The screen capture in Figure: Beatty Standard – Frequency Response versus Impulse Response shows both frequency and time domain measurements of a Beatty standard (a transmission line with a low impedance section in the middle). The left quadrants shows the frequency response of S11 and S21, and the right quadrants show the impulse response of S11 and S21. Time domain responses offer insights about the physical characteristics of the DUT.
For example, in the upper right graph, the negative pulse at approximately 1.3 cm is caused by the reflection from the 50 ohm to low‑impedance step in the transmission line. A positive pulse at approximately 6.3 cm is caused by the reflection from the low‑impedance to 50 ohm step in the transmission line. The bottom right trace shows the impulse response of S21 versus distance. A positive pulse at approximately 7.5 cm indicates the total length of the Beatty standard. The pulse amplitude is slightly less than unity because some of the energy from the transmitted impulse was reflected back to Port 1 (the excitation port of S21 measurements).
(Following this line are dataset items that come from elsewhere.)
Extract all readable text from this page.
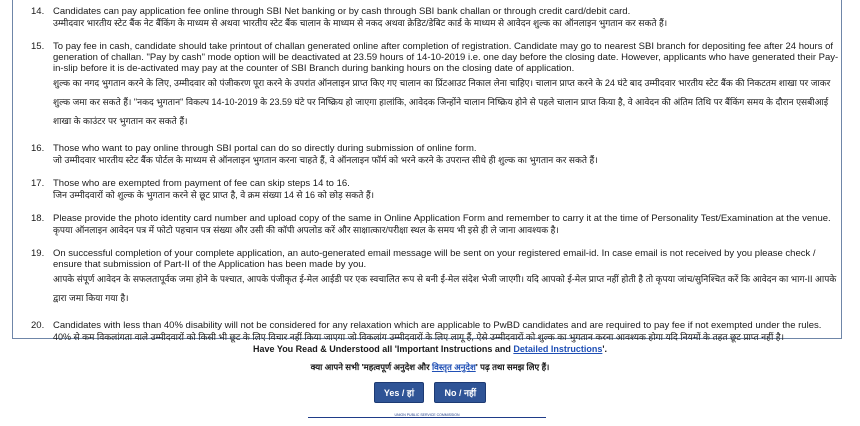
14. Candidates can pay application fee online through SBI Net banking or by cash through SBI bank challan or through credit card/debit card.
उम्मीदवार भारतीय स्टेट बैंक नेट बैंकिंग के माध्यम से अथवा भारतीय स्टेट बैंक चालान के माध्यम से नकद अथवा क्रेडिट/डेबिट कार्ड के माध्यम से आवेदन शुल्क का ऑनलाइन भुगतान कर सकते हैं।
15. To pay fee in cash, candidate should take printout of challan generated online after completion of registration. Candidate may go to nearest SBI branch for depositing fee after 24 hours of generation of challan. "Pay by cash" mode option will be deactivated at 23.59 hours of 14-10-2019 i.e. one day before the closing date. However, applicants who have generated their Pay-in-slip before it is de-activated may pay at the counter of SBI Branch during banking hours on the closing date of application.
शुल्क का नगद भुगतान करने के लिए, उम्मीदवार को पंजीकरण पूरा करने के उपरांत ऑनलाइन प्राप्त किए गए चालान का प्रिंटआउट निकाल लेना चाहिए। चालान प्राप्त करने के 24 घंटे बाद उम्मीदवार भारतीय स्टेट बैंक की निकटतम शाखा पर जाकर शुल्क जमा कर सकते हैं। "नकद भुगतान" विकल्प 14-10-2019 के 23.59 घंटे पर निष्क्रिय हो जाएगा हालांकि, आवेदक जिन्होंने चालान निष्क्रिय होने से पहले चालान प्राप्त किया है, वे आवेदन की अंतिम तिथि पर बैंकिंग समय के दौरान एसबीआई शाखा के काउंटर पर भुगतान कर सकते हैं।
16. Those who want to pay online through SBI portal can do so directly during submission of online form.
जो उम्मीदवार भारतीय स्टेट बैंक पोर्टल के माध्यम से ऑनलाइन भुगतान करना चाहते हैं, वे ऑनलाइन फॉर्म को भरने करने के उपरान्त सीधे ही शुल्क का भुगतान कर सकते हैं।
17. Those who are exempted from payment of fee can skip steps 14 to 16.
जिन उम्मीदवारों को शुल्क के भुगतान करने से छूट प्राप्त है, वे क्रम संख्या 14 से 16 को छोड़ सकते हैं।
18. Please provide the photo identity card number and upload copy of the same in Online Application Form and remember to carry it at the time of Personality Test/Examination at the venue.
कृपया ऑनलाइन आवेदन पत्र में फोटो पहचान पत्र संख्या और उसी की कॉपी अपलोड करें और साक्षात्कार/परीक्षा स्थल के समय भी इसे ही ले जाना आवश्यक है।
19. On successful completion of your complete application, an auto-generated email message will be sent on your registered email-id. In case email is not received by you please check / ensure that submission of Part-II of the Application has been made by you.
आपके संपूर्ण आवेदन के सफलतापूर्वक जमा होने के पश्चात, आपके पंजीकृत ई-मेल आईडी पर एक स्वचालित रूप से बनी ई-मेल संदेश भेजी जाएगी। यदि आपको ई-मेल प्राप्त नहीं होती है तो कृपया जांच/सुनिश्चित करें कि आवेदन का भाग-II आपके द्वारा जमा किया गया है।
20. Candidates with less than 40% disability will not be considered for any relaxation which are applicable to PwBD candidates and are required to pay fee if not exempted under the rules.
40% से कम विकलांगता वाले उम्मीदवारों को किसी भी छूट के लिए विचार नहीं किया जाएगा जो विकलांग उम्मीदवारों के लिए लागू हैं, ऐसे उम्मीदवारों को शुल्क का भुगतान करना आवश्यक होगा यदि नियमों के तहत छूट प्राप्त नहीं है।
Have You Read & Understood all 'Important Instructions and Detailed Instructions'.
क्या आपने सभी 'महत्वपूर्ण अनुदेश और विस्तृत अनुदेश' पढ़ तथा समझ लिए हैं।
Yes / हां	No / नहीं
UNION PUBLIC SERVICE COMMISSION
Beatty Standard – Frequency Response versus Impulse Response
Step Response versus Impulse Response
The screen capture in Figure: Beatty Standard – Impulse and Step Response shows both impulse and step responses of the same Beatty standard. Step responses may seem more intuitive because they are a representation of impedance versus distance. A negative reflection off the leading edge of the low‑impedance section of transmission line causes the purple step response to drop down as the step travels through the low‑impedance portions of the Beatty standard. A positive reflection off the trailing edge of the low‑impedance section of transmission line causes the step response to rise back up. A secondary reflection off the trailing edge eventually brings the step response back to zero. Secondary reflections can be seen with large impedance mismatches such as the Beatty standard.